What it takes to become a Marine Officer
Each candidate has an Officer Selection Officer who is charged with not only helping them through the application process but also is responsible for leading them and for teaching them and mentoring them in what it means to be a Marine Officer.
The role of the Officer Selection Officer in the Marine Corps is to find mentally, physically and morally qualified personnel and find them a place in the Marine Corps.
So it's their job predominantly to get them ready for Officer Candidates School, make sure they show up here ready, motivated and that they're ready to step into training and succeed.
We have officers who are looking for future officers.
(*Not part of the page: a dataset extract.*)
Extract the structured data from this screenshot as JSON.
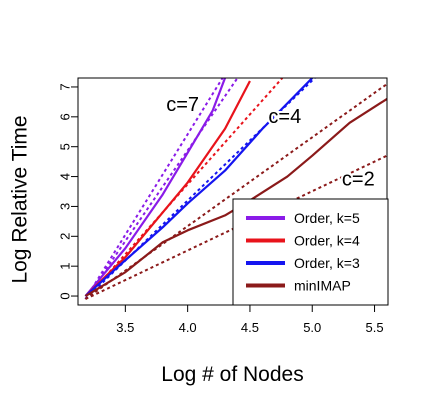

They are looking for people much like themselves.
We also look for their letters of recommendation, so to speak, from their professors, from their employers, see what kind of character this person has, do they show up to work, are they a go-getter.
Sometimes, you see something in that young man or woman that they might not realize about themselves, that they have the potential to be a Marine Corps Officer. So, that is definitely a part of the job that you can't teach.
I can tell them about my learning experiences and how I grew as a Marine and as a Marine Officer. But what maybe I joined the Marine Corps for is maybe not the same reason that they're joining. What I do as an Officer Recruiter in turn is I teach them how to manage those expectations, how to be able to say, "Ok, you're gonna fail at some things, you're gonna succeed at some things. But you need to be open and honest about why you wanna do this."
A lot of students wanna become Marine Corps Officers for one: it's different than anything else, it's an opportunity for them to serve, to answer a higher calling.
We are looking for these individuals who have the potential to be the bearers of our nation's protection and that's why it's so important.
When I've spoken to parents about the decision that their children have to make to go to Officer Candidates School, I basically describe it as a win-win situation. If they do four years in the Marine Corps, they're gonna have leadership abilities far ahead of their peers.
You'll be required to lead Marines whether it's in a combat scenario or in a courtroom as a lawyer or piloting a 54 million dollar aircraft. There is gonna be responsibility that resides right there on those two shoulders and you have to be able to handle that and the training that you're gonna get here at OCS is the foundation for that.
We make leaders of the best young men and women in the world and it just doesn't get any better. I sincerely mean it; I am doing this job simply because I wanted to and I love it.